One Pot Wonder Enchilada Bowl

  • 40 mins
  • 21 ingredients


  • Olive Oil 2 Tbsp
  • Yellow Onion, Diced 1
  • Uncooked Diced Chicken 1-3/4 Cups
  • Salt 1/2 tsp
  • Black Pepper 1/2 tsp
  • Uncooked Long-grain Rice 1 Cup
  • Chicken Broth 2 Cups
  • Diced Tomatoes and Chiles 14.5 oz
  • Enchilada Sauce 10 oz
  • Corn 1 Cup
  • Chili Powder 2 tsp
  • Cumin 1 tsp
  • Black Beans, drained and rinsed 15 oz
  • Cheddar Cheese, Shredded 1/2 Cup
  • Jack Cheese, Shredded 1/2 Cup
  • --- Serve with ---
  • Lettuce
  • Diced Tomatoes
  • Diced Green Onions
  • Diced Black Olives
  • Sour Cream


  1. Add the oil to a large skillet or pot and place over medium-high heat for 1 minute.

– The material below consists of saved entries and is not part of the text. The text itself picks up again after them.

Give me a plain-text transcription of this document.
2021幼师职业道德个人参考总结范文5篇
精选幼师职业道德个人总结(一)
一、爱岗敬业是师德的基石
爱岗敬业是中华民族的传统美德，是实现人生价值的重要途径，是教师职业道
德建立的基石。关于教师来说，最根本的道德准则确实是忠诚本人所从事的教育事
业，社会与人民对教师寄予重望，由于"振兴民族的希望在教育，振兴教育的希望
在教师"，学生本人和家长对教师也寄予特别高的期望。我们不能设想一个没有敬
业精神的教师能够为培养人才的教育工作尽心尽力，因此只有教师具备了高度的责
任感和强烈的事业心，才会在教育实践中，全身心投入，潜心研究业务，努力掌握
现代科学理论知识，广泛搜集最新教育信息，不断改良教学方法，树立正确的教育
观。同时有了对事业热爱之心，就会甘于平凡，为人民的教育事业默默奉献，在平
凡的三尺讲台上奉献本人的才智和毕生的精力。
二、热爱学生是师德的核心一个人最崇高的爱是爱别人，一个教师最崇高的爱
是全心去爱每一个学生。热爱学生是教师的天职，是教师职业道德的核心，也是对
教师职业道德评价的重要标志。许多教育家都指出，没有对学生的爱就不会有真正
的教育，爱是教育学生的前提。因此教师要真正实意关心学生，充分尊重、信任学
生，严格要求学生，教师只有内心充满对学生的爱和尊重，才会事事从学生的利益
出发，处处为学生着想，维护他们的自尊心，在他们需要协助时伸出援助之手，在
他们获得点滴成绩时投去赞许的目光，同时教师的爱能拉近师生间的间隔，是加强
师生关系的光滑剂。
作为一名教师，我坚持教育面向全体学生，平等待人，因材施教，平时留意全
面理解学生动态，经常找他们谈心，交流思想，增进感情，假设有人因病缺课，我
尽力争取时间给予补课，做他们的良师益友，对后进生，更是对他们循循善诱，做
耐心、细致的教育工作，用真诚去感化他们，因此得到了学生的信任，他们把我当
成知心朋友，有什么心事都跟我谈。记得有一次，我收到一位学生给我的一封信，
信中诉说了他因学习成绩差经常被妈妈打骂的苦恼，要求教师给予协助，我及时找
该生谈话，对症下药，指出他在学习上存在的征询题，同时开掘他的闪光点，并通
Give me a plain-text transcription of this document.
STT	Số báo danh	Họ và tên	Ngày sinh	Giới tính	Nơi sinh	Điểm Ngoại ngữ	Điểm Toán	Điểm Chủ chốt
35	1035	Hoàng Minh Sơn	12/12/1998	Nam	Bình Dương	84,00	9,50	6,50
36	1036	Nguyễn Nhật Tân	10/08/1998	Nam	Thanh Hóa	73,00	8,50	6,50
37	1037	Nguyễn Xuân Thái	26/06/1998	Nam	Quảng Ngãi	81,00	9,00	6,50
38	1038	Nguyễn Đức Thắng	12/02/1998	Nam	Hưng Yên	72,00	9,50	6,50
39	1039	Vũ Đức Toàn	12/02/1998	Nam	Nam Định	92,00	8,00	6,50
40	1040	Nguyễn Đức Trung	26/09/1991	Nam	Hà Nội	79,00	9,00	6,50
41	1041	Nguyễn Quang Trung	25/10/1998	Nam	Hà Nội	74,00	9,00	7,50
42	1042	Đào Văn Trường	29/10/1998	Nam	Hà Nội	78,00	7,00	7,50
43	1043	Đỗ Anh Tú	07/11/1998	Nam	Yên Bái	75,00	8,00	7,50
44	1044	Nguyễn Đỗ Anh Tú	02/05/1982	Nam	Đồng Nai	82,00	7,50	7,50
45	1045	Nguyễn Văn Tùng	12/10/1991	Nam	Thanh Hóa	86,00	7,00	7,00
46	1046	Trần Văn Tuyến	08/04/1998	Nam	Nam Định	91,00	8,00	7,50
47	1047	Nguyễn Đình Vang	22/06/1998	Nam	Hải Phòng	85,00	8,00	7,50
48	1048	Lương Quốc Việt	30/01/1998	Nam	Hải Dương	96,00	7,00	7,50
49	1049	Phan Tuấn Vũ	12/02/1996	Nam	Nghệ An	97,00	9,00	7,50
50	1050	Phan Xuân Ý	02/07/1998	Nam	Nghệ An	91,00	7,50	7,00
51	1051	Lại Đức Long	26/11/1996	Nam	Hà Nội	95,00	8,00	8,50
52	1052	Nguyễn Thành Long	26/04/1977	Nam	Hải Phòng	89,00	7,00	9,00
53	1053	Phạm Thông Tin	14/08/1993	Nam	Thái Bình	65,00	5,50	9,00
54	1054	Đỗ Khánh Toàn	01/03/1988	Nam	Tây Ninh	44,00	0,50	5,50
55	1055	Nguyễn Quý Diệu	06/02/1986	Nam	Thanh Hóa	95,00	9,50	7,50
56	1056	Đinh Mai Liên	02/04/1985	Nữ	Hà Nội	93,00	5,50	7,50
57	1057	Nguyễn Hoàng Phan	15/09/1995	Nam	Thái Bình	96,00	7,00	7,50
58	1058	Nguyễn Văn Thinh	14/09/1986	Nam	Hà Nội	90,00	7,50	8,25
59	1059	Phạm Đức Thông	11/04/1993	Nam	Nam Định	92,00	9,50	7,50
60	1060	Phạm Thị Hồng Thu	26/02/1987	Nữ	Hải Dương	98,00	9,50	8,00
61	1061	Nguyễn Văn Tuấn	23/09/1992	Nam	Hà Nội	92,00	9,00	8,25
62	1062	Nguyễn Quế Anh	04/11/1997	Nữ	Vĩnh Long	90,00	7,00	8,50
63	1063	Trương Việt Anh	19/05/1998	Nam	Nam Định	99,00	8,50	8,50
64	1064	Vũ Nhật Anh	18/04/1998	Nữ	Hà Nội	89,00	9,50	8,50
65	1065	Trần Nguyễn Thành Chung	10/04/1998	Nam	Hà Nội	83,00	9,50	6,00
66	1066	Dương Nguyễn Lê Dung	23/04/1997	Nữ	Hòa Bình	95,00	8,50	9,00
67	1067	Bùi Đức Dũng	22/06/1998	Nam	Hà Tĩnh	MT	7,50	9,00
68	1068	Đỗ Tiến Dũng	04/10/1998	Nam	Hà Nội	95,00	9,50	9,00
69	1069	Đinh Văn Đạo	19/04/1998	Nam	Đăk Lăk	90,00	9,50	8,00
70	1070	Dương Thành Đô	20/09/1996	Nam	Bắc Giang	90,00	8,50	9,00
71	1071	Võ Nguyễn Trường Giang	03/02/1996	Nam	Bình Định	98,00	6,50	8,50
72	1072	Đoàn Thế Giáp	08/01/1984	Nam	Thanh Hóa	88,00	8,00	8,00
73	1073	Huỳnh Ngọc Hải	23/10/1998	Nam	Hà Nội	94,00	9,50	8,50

Add the onion, chicken, salt, and pepper. Cook for about 5 minutes, until the onion softens and chicken is no longer pink, stirring occasionally.
  2. Add the rice to the pot and stir. Cook for 3-4 minutes, stirring occasionally. Some of the chicken and rice should be golden brown.
  3. Add the chicken broth, Rotel, enchilada sauce, frozen corn, chili powder, and cumin. Stir, and bring the liquid to a boil.
  4. Reduce to a simmer and cover the skillet/pot. Cook covered, stirring occasionally. Let it cook until the rice has absorbed all of the liquid (about 20 minutes for white rice, brown rice will take longer).
  5. Remove from the heat. Add the black beans and stir to combine. Top with cheese. Cover and let it rest for 5 minutes.
  6. Serve warm with optional toppings.